Anna Schmidt: tem 20 anos, é carioca, estudante de direito, metida a escritora (http://annaluizaschmidt.blogspot.com) nas horas vagas e Fluminense de carteirinha. Envolvida por 36 séries de TV, pelo twitter (http://twitter.com/annasschmidt_), por música de todos os tipos, livros em todas as suas formas, por filmes sci-fi e pelo Rio. Impulsiva, confusa, piadista em horas inapropriadas, frequentadora oficial da noite carioca, apaixonada por tudo e por nada e pra resumir: libriana na essência da palavra.
Carol Redlich: 25 anos. Gaúcha, contadora, pós graduanda e de quebra técnica em enfermagem com o jaleco já aposentado. Teimosa de doer e de personalidade forte, não é a toa que carrego o sangue alemão. Faço jus a ele. Amo demais o meu trabalho, livros, gatos, música rock e indie, viajar, whisky, vinho e churrasco do meu papis. Ah, e defendo o ideal da mulher independente e o completo poder de escolha sobre todos os aspectos da sua vida. Polêmica.
Julie Cordeiro: odeio quando pronunciam meu nome errado. Tenho 19 anos, sou mineira, curso Administração e quero passar a minha vida administrando minhas viagens pelo mundo. Sou apaixonada por livros, pessoas bem humoradas e dormir. Consigo me expressar melhor na escrita do que na fala.
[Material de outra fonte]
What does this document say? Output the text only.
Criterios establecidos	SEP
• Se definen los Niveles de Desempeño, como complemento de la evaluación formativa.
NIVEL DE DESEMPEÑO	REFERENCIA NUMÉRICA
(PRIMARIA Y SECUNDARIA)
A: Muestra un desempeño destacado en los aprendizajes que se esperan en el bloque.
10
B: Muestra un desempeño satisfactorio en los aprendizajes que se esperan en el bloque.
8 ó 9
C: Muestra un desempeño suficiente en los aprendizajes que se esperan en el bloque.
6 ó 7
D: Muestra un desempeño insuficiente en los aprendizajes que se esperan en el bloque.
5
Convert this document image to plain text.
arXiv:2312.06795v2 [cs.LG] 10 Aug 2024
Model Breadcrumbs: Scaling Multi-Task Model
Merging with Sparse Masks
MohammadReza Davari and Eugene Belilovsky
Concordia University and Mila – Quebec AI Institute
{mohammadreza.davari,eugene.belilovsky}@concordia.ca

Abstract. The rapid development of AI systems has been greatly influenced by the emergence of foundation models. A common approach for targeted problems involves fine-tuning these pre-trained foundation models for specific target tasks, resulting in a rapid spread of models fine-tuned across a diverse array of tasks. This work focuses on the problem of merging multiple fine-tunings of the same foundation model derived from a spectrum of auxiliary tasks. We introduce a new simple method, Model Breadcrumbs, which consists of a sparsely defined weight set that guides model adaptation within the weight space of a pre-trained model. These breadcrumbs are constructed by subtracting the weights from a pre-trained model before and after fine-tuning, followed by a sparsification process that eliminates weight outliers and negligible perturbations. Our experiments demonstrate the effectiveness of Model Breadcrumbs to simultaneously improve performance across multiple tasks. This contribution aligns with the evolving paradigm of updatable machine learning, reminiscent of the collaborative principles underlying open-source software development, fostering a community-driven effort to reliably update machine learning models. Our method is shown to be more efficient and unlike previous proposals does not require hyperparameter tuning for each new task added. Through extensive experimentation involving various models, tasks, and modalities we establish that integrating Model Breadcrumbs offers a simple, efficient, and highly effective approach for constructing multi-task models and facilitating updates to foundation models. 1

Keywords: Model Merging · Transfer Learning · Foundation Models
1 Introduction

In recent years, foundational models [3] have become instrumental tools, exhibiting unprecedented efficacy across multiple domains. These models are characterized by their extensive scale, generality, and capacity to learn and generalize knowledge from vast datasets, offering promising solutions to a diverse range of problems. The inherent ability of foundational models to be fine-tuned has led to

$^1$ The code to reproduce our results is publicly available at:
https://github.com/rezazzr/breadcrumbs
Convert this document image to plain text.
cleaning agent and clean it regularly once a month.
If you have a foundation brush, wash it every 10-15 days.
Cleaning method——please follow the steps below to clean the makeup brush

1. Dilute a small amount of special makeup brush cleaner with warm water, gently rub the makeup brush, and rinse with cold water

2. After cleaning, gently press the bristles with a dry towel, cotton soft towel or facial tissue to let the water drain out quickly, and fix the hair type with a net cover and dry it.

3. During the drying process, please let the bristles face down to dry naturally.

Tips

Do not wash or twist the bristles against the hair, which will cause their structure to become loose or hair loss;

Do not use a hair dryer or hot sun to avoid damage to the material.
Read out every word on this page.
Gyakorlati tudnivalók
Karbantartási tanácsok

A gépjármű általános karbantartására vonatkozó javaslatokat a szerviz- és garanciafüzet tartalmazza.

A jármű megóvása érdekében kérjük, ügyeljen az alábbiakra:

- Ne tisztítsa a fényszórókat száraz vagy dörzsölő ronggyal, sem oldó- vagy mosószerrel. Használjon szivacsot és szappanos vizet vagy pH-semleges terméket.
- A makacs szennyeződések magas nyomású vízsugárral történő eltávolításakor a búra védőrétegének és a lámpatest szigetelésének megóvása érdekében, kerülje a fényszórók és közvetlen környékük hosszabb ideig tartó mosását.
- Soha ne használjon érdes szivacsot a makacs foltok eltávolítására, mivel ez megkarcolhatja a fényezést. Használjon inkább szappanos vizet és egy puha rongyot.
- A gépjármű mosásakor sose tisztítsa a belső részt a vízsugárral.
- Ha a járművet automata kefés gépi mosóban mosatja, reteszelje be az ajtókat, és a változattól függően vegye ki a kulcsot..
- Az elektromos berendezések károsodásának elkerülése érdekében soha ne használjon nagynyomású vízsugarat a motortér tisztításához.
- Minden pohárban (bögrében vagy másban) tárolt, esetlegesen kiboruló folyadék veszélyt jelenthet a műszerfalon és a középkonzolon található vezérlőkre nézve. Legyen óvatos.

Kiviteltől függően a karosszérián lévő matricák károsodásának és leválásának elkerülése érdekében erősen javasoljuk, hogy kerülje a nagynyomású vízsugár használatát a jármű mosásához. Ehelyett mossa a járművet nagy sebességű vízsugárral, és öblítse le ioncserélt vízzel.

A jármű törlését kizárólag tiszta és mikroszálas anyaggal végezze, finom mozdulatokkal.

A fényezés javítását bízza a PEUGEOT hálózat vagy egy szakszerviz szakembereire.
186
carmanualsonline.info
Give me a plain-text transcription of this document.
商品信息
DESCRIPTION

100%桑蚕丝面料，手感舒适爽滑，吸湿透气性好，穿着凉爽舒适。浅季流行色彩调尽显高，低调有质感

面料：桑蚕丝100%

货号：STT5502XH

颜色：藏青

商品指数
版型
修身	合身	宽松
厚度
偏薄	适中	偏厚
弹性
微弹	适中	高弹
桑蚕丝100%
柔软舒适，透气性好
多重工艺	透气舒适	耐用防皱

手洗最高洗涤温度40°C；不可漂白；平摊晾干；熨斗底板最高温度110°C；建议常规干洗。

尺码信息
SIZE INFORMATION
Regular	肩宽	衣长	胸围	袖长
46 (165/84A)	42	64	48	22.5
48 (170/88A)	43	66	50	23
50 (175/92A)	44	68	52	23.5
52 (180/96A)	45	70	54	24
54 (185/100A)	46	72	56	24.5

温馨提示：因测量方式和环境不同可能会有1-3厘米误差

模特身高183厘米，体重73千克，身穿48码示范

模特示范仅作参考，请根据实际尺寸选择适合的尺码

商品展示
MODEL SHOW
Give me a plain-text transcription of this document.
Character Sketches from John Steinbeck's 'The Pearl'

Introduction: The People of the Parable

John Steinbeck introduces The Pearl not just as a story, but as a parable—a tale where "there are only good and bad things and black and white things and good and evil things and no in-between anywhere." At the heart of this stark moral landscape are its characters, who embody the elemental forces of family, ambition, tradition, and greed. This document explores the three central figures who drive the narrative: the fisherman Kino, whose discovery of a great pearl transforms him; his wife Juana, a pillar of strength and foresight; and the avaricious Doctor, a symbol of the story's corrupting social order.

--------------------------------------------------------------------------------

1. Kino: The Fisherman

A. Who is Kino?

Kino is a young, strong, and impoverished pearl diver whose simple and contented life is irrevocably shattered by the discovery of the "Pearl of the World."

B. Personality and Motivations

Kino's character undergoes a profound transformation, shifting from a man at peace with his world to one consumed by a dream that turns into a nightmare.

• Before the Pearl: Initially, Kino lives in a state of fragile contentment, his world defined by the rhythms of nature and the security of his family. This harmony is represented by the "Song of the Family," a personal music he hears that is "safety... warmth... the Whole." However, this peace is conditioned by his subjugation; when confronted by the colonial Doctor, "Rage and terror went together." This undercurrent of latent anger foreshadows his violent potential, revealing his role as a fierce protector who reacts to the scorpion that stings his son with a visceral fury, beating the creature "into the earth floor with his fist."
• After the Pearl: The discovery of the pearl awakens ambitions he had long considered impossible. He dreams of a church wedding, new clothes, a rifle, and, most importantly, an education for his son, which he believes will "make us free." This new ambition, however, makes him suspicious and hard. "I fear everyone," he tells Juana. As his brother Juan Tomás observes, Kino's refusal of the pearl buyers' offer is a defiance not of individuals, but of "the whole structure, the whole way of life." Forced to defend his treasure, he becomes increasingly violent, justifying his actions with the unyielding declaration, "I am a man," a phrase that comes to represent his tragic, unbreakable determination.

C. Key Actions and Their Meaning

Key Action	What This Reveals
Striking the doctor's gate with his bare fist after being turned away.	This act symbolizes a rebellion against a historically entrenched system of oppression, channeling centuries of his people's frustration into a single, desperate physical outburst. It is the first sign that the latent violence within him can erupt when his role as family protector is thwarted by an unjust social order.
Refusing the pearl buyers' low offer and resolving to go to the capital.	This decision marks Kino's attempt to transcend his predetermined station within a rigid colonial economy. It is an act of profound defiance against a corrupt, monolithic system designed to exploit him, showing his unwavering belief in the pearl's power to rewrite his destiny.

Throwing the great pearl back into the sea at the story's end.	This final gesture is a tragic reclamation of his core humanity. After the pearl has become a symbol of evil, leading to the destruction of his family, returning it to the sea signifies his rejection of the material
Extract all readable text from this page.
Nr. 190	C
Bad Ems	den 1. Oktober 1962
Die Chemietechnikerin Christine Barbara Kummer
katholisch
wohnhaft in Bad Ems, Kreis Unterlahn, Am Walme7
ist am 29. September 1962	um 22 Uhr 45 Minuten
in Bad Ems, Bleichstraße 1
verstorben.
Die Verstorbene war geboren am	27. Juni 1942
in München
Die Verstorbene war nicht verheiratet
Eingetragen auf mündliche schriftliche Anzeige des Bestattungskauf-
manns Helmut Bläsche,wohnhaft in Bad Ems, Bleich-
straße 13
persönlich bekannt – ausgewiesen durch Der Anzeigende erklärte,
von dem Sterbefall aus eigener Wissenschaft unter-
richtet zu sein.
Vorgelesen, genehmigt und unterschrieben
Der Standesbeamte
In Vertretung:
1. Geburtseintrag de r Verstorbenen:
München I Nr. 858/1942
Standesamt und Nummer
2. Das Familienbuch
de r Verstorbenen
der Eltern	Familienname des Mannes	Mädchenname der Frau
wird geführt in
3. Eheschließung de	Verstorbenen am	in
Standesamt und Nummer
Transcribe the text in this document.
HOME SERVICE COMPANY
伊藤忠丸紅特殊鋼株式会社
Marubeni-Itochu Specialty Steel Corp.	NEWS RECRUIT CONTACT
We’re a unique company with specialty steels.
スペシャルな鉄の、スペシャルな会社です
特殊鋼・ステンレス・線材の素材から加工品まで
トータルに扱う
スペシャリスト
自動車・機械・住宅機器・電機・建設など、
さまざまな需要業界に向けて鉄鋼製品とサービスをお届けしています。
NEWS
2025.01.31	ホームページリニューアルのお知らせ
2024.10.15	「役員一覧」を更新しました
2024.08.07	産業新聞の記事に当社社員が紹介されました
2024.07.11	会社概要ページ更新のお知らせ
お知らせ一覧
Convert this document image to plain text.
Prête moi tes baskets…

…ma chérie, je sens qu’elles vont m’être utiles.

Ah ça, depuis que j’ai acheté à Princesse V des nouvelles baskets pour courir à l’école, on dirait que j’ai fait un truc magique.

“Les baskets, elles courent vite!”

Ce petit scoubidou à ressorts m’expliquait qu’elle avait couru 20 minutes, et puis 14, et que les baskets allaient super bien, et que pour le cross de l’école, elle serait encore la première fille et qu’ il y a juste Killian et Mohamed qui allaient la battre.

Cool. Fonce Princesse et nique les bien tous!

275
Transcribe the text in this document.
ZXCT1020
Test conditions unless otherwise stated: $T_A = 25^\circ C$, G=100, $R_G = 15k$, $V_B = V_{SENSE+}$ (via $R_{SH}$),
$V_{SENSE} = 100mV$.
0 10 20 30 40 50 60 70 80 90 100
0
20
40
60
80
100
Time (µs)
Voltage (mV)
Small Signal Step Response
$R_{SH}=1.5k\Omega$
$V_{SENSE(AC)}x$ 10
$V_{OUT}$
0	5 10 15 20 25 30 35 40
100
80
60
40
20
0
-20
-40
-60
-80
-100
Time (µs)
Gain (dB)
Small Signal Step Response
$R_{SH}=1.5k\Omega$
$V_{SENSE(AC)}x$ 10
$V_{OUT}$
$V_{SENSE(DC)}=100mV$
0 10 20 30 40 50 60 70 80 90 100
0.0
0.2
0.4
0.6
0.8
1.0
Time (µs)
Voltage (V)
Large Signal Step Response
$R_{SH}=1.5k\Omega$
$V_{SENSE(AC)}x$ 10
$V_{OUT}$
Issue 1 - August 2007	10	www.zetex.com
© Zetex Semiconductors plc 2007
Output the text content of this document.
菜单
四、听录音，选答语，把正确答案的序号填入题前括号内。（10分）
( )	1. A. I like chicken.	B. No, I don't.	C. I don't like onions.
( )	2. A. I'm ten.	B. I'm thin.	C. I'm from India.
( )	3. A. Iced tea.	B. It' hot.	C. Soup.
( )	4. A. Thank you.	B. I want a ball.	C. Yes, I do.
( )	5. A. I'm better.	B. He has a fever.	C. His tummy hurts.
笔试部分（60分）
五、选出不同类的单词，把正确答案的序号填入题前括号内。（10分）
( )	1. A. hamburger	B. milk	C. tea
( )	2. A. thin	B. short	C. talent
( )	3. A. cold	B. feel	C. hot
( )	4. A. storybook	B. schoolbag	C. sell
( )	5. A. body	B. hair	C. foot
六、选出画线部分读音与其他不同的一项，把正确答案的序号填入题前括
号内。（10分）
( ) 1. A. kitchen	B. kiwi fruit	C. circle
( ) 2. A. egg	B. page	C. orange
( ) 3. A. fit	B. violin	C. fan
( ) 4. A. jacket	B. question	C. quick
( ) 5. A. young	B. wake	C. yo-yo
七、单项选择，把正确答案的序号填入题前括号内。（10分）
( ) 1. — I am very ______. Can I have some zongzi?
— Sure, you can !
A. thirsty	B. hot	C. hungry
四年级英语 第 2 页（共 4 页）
Mudo de opinião constantemente, mas não permito que isso me torne influenciável. Sou o que costumo chamar de pessoas "bagunças", ninguém me entende e muito menos eu.
Nathalie Caroline: 18 anos, carioca e amante de sorvete de pistache. Faladeira, baladeira, bagunceira e todas as "eiras" que vocês conhecerem. É super amiga da Beyonce, já foi à Lua, teve um caso com o Ryan Gosling e às vezes é um pouco sonhadora demais. É sagitariana com ascendente em áries com muito orgulho, com muito amor.

1- Qual foi a atitude mais escrota que você já fez em relação a relacionamentos?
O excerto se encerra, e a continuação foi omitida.